Kepada Kompas.com, Budi menampik berbicara diluar jalur. Baginya, perdagangan Swiss dan Indonesia tidak hanya kelapa sawit.

"Tapi juga emas,“ tepisnya.

Willy Cretegny, petani organik, mengaku risau dengan rencana masuknya produk kelapa sawit ke Swiss.

"Selain merusak hutan tropis dan penghuninya, juga akan mendesak produk lokal, seperti minyak canola dan bunga matahari,“ kata Willy. Ronja Jansen, Presiden Juso, segendang seirama.

Ronja juga menyoroti rusaknya lingkungan hidup, khususnya hutan hujan tropis di Indonesia.

"Petani kecil juga terusir dari kediamannya,“ katanya. Ronja juga tidak percaya ada perkebunan kelapa sawit yang ramah lingkungan.

"Tidak ada itu,“ tegasnya.

Julia Kueng, rekan Ronja di Juso, menyatakan bahwa pembakaran hutan dan tanah gambut di Indonesia merupakan cara termurah untuk membuka perkebunan kelapa sawit.

"Saatnya untuk menghentikan semua ini,“ katanya.

Jelena Pilipovic mengungkap adanya persaingan tidak sehat antara petani gurem dan konglomerasi.

"Kalau minyak sawit masuk, maka produk lokal akan tersingkir karena kalah bersaing dalam harga jual,“ katanya.

 Dia menyebut di Indonesia banyak petani yang tersingkir akibat perkebungan sawit yang besar.

"Di Swiss, petani yang sudah makin berkurang jumlahnya, akan makin banyak yang tumbang akibat perjanjian ini nantinya,“ kata Jelena.

Nicolas Walder, anggota parlemen dari Partai Hijau juga meragukan sistem pengawasan sertifikasi produk kelapa sawit yang masuk Swiss.

"Belum ada sistem pengawasan yang bisa dijamin efektif“ kata Nicolas.

Denis de la Reussille, pembicara yang lain, lebih menyoroti dampak sosial perkebunan kelapa sawit.

"Kondisi sosial tenagas kerja di perkebunan sawit memprihatinkan. Gaji rendah, cuti hamil tidak terjamin, dan pekerja anak sering terjadi, termasuk di perkebunan yang bersertifikat,“ kata Denis yang menjadi anggota DPRD Neuchatel ini.

Menanggapi situasi ini, kepada Kompas.com, Duta Besar RI, Muliaman Hadad menyatakan bahwa referendum ini proses demokrasi dan urusan internal Swiss.
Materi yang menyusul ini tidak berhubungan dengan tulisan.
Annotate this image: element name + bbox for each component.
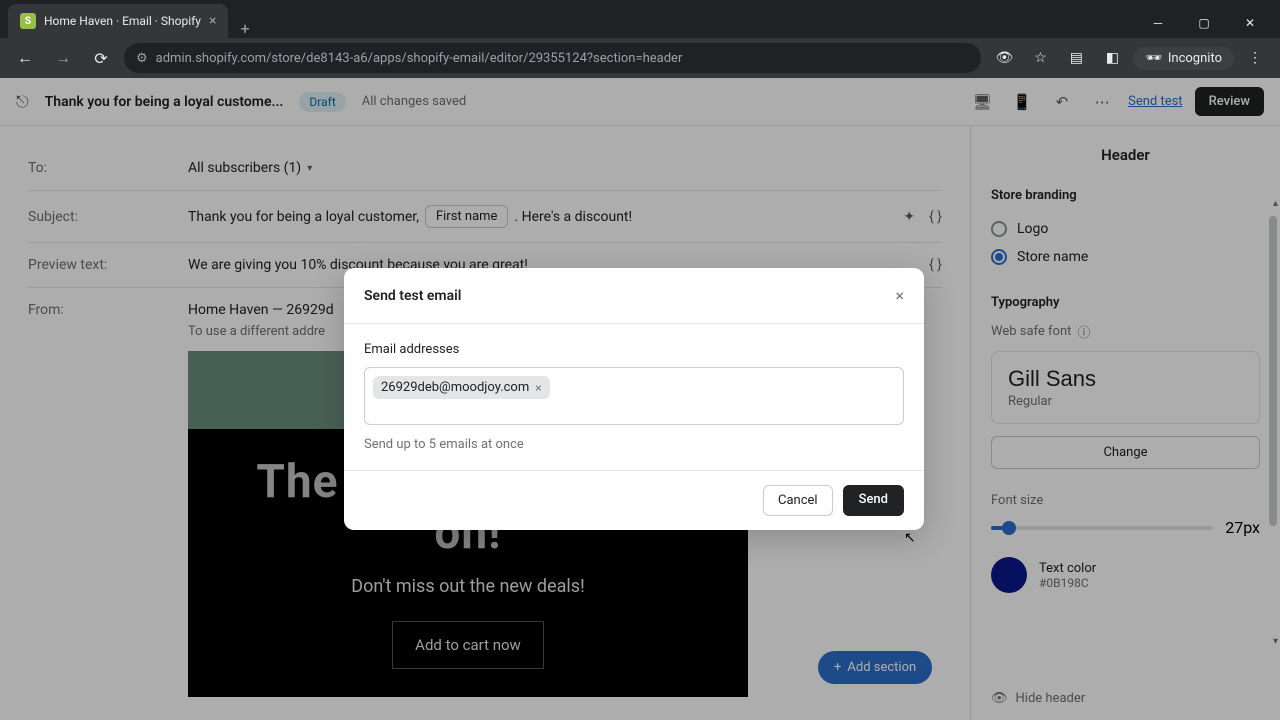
browser-tab-strip: S Home Haven · Email · Shopify × + ─ ▢ ✕ (0, 0, 1280, 38)
forward-icon[interactable]: → (48, 43, 78, 73)
tab-title: Home Haven · Email · Shopify (44, 14, 201, 28)
close-window-icon[interactable]: ✕ (1228, 8, 1272, 38)
send-test-modal: Send test email × Email addresses 26929d… (344, 268, 924, 530)
remove-chip-icon[interactable]: × (535, 381, 541, 395)
browser-toolbar: ← → ⟳ ⚙ admin.shopify.com/store/de8143-a… (0, 38, 1280, 78)
minimize-icon[interactable]: ─ (1136, 8, 1180, 38)
extensions-icon[interactable]: ▤ (1061, 43, 1091, 73)
menu-icon[interactable]: ⋮ (1240, 43, 1270, 73)
back-icon[interactable]: ← (10, 43, 40, 73)
modal-hint: Send up to 5 emails at once (364, 437, 904, 452)
email-addresses-label: Email addresses (364, 342, 904, 357)
star-icon[interactable]: ☆ (1025, 43, 1055, 73)
close-icon[interactable]: × (895, 286, 904, 305)
browser-tab[interactable]: S Home Haven · Email · Shopify × (8, 4, 228, 38)
url-text: admin.shopify.com/store/de8143-a6/apps/s… (156, 51, 683, 66)
email-addresses-input[interactable]: 26929deb@moodjoy.com × (364, 367, 904, 425)
incognito-icon: 🕶 (1145, 51, 1162, 66)
send-button[interactable]: Send (843, 485, 904, 516)
site-settings-icon[interactable]: ⚙ (136, 51, 148, 66)
app-container: ⎋ Thank you for being a loyal custome...… (0, 78, 1280, 720)
shopify-favicon-icon: S (20, 13, 36, 29)
email-chip: 26929deb@moodjoy.com × (373, 376, 550, 399)
eye-off-icon[interactable]: 👁 (989, 43, 1019, 73)
window-controls: ─ ▢ ✕ (1136, 8, 1272, 38)
incognito-chip[interactable]: 🕶 Incognito (1133, 47, 1234, 70)
incognito-label: Incognito (1168, 51, 1222, 66)
url-bar[interactable]: ⚙ admin.shopify.com/store/de8143-a6/apps… (124, 43, 981, 73)
reload-icon[interactable]: ⟳ (86, 43, 116, 73)
sidepanel-icon[interactable]: ◧ (1097, 43, 1127, 73)
close-icon[interactable]: × (209, 13, 216, 29)
cancel-button[interactable]: Cancel (763, 485, 833, 516)
modal-title: Send test email (364, 288, 461, 304)
new-tab-button[interactable]: + (228, 19, 261, 38)
maximize-icon[interactable]: ▢ (1182, 8, 1226, 38)
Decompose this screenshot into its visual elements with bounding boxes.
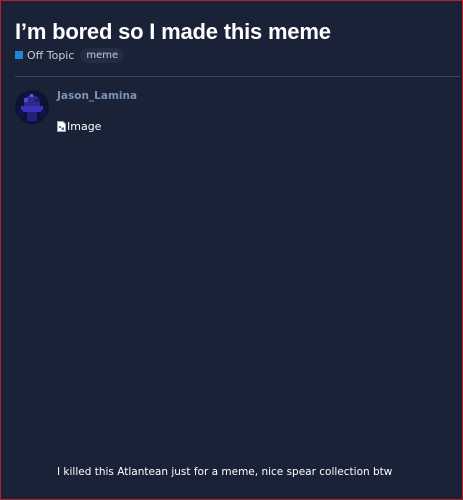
topic-title: I’m bored so I made this meme bbox=[15, 19, 331, 44]
window-frame bbox=[0, 0, 463, 500]
category-color-square-icon bbox=[15, 51, 23, 59]
post-image[interactable]: Image bbox=[57, 120, 101, 133]
category-badge[interactable]: Off Topic bbox=[15, 49, 74, 62]
broken-image-icon bbox=[57, 121, 66, 132]
post-image-alt: Image bbox=[67, 120, 102, 133]
avatar-image-icon bbox=[15, 90, 49, 124]
post-username[interactable]: Jason_Lamina bbox=[57, 90, 137, 102]
tag-meme[interactable]: meme bbox=[80, 47, 125, 63]
topic-meta: Off Topic meme bbox=[15, 46, 125, 64]
category-label: Off Topic bbox=[27, 48, 75, 62]
post-body-text: I killed this Atlantean just for a meme,… bbox=[57, 466, 393, 478]
user-avatar[interactable] bbox=[15, 90, 49, 124]
topic-divider bbox=[15, 76, 460, 77]
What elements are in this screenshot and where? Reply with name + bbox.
Namun, KBRI Bern berkoordinasi dengan sejumlah instansi terkait di Indonesia dan Swiss telah memberikan informasi kepada media lokal mengenai perbaikan kondisi dan standar produksi kelapa sawit Indonesia.

 Disampaikan bahwa Pemerintah Indonesia telah menerbitkan sejumlah kebijakan untuk meningkatkan kesejahteran para petani kecil kelapa sawit. Di antaranya tentang tidak adanya penambahan lahan baru , perlindungan satwa liar, serta perbaikan kondisi tenaga kerja serta penerapan standar produksi melalui Indonesia Sustainable Palm Oil (ISPO). KBRI Bern juga telah meluncurkan sebuah blog khusus, yaitu www.indonesiainswiss.com untuk menangkal isu minyak sawit dan respons terhadap isu yang diangkat dalam refrendum IE CEPA yang akan diadakan di Swiss, Maret 2021.

Blog ini berbahasa Inggris dan akan ditambah dalam versi bahasa Jerman, Perancis dan Italia. Swiss dan Indonesia melakukan kerja sama dagang. Parlemen Swiss bahkan sudah menyetujui kesepakatan dagang itu.

Namun, Uniterre mengumpulkan 50 ribuan tanda tangan untuk membawanya ke referendum. Dalam kesepakatan dagang itu, Indonesia boleh mengekspor 10 ribu ton kelapa sawit ke Swiss per tahun.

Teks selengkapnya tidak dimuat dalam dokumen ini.